ClawMachine: Learning to Fetch Visual Tokens for Referential Comprehension
Tianren Ma, Lingxi Xie, Yunjie Tian, Boyu Yang, Qixiang Ye
TL;DR
ClawMachine presents a unified, end-to-end multimodal model that notates visual entities as token collectives within a joint vision-language vocabulary, enabling native referential comprehension (referring and grounding) without extra syntax. It combines a hybrid perception of continuous and discrete visual signals, a V-L mounting operation to fuse tokens into language prompts, and a region sampler to convert token collectives into grounding boxes.
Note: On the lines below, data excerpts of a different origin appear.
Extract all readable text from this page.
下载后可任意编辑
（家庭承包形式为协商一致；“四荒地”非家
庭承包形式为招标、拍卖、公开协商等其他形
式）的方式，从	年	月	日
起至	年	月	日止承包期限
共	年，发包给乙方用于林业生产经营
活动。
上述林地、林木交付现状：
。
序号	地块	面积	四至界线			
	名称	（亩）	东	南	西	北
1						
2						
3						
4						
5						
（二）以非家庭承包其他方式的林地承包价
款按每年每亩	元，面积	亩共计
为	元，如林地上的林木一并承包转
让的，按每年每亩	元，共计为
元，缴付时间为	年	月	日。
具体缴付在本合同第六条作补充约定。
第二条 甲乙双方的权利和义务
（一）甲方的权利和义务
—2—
Through dual data pretraining (scene-level, region-level, and interleaved GRIT-20M data) and two-stage training (alignment pre-training and instruction-tuning), ClawMachine achieves state-of-the-art or competitive results on visual referring and grounding benchmarks with higher efficiency and fewer hallucinations. The approach demonstrates that pure autoregressive models can surpass architectures with large modular components, offering scalable, integrated capabilities for complex visual reasoning and multi-object grounding in real-world tasks.
Abstract
Aligning vision and language concepts at a finer level remains an essential topic of multimodal large language models (MLLMs), particularly for tasks such as referring and grounding. Existing methods, such as proxy encoding and geometry encoding, incorporate additional syntax to encode spatial information, imposing extra burdens when communicating between language and vision modules. In this study, we propose ClawMachine, offering a new methodology that explicitly notates each entity using token collectives groups of visual tokens that collaboratively represent higher level semantics. A hybrid perception mechanism is also explored to perceive and understand scenes from both discrete and continuous spaces. Our method unifies the prompt and answer of visual referential tasks without using additional syntax. By leveraging a joint vision-language vocabulary, ClawMachine further integrates referring and grounding in an auto-regressive manner, demonstrating great potential with scaled-up pre-training data. Experiments show that ClawMachine achieves superior performance on scene-level and referential understanding tasks with higher efficiency. It also exhibits the potential to integrate multi-source information for complex visual reasoning, which is beyond the capability of many MLLMs. Our code is available at github.com/martian422/ClawMachine.